Debating 2-and-20 in California

Investors and fund managers are starting to look for innovative ways to construct agri portfolios.

What’s the right private investment fund structure for institutional investors to gain agriculture and agribusiness exposure? Is the 10-year, 2-and-20-style fund ‘dead’?

That’s not a new topic, per se – we covered the issue recently, in fact – but it’s clearly a crucial one and was one of the hot panels this week at Equilibrium Capital’s real assets and sustainability forum in Sausalito, California.

Louisa Burwood-Taylor, Editor, Agri Investor
Louisa Burwood-Taylor, Editor, Agri Investor

Most speakers and delegates seemed to think the market was moving on with good reason from the standard private investment fund structure popularised by private equity fund managers.

“Why should I spend time accumulating a valuable portfolio of assets only to liquidate them 10 years later and start again?” remarked Hamid Moghadam, chief executive of real estate fund manager Prologis. He noted it was impossible to build and adequately scale agri-related businesses in the time frame demanded by a 10-year fund.

Buy-and-lease farmland, for example, involves long-term relationships with tenants and requires continuity. Moghadam argued that by selling all your assets, and therefore ending those relationships, you are damaging your customer base and ultimately the scalability of your operation.

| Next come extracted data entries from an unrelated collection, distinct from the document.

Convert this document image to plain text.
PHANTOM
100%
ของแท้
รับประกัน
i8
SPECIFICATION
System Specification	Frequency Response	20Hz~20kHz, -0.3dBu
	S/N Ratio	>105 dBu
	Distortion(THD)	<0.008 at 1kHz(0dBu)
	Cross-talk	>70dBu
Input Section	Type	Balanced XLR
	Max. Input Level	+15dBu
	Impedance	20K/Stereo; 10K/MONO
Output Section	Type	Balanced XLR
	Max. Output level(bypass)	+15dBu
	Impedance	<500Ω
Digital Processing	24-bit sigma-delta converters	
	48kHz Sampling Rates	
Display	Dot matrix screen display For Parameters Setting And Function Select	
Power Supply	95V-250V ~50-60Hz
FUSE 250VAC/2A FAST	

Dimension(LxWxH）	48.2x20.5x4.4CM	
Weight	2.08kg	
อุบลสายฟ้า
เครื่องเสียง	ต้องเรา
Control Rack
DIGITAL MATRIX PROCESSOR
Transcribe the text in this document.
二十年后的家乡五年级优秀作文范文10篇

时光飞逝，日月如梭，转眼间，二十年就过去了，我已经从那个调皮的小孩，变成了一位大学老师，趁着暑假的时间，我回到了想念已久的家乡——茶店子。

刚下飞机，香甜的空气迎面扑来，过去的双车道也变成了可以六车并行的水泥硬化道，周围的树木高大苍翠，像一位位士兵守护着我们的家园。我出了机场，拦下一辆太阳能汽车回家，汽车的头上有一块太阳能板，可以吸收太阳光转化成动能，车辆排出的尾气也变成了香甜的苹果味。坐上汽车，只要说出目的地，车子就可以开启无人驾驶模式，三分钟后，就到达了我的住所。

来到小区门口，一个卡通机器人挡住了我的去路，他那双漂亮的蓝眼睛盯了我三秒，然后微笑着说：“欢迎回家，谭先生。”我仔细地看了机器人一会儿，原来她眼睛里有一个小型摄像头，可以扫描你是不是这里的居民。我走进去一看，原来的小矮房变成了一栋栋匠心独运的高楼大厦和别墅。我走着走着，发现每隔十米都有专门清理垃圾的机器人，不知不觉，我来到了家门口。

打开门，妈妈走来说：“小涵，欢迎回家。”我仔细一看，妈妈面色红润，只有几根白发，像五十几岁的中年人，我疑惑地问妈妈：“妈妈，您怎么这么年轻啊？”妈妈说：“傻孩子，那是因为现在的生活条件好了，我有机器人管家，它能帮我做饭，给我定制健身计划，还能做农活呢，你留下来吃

Liquidity can be created without going in and out of business, he argued – pointing to the REIT industry as an example. Accessing agri via REITS is also being touted as a solution by John Baker, chief executive of First Agriculture Holdings and previously the Asia head of food and agribusiness research and advisory at Rabobank.

Building in extensions and flexibility to terms and conditions may also assuage concerns over holding periods and scalability, fund managers tell me.

Meanwhile, some investors feel a totally different fund and fee structure is appropriate, particularly if their expectations for agri and its role in an institutional portfolio are more in line with infrastructure-style returns as opposed to private equity-style returns.

Majken Hauge Johansen of Danske Capital’s alternative investments team said during a panel that the alternatives manager always negotiates fee structures and rarely pays a 2 percent management fee; 2-and-20 is a huge fee drag on real assets performance that ranges between 10 percent and 12 percent, she said. Furthermore, in order to find more attractive returns in these asset classes, Danske plans to engage in more co-investments, which generally have better terms for investors.

A lack of in-house resources and expertise prevents many institutional investors from doing direct deals themselves, but that, too, may be changing. I sat next to an academic at the conference, for example, who was setting up a consultancy firm to help large-scale institutional investors incorporate socially responsible, sophisticated and sustainable practices across their portfolios with a focus on direct investment, thereby cutting out the fund manager(s).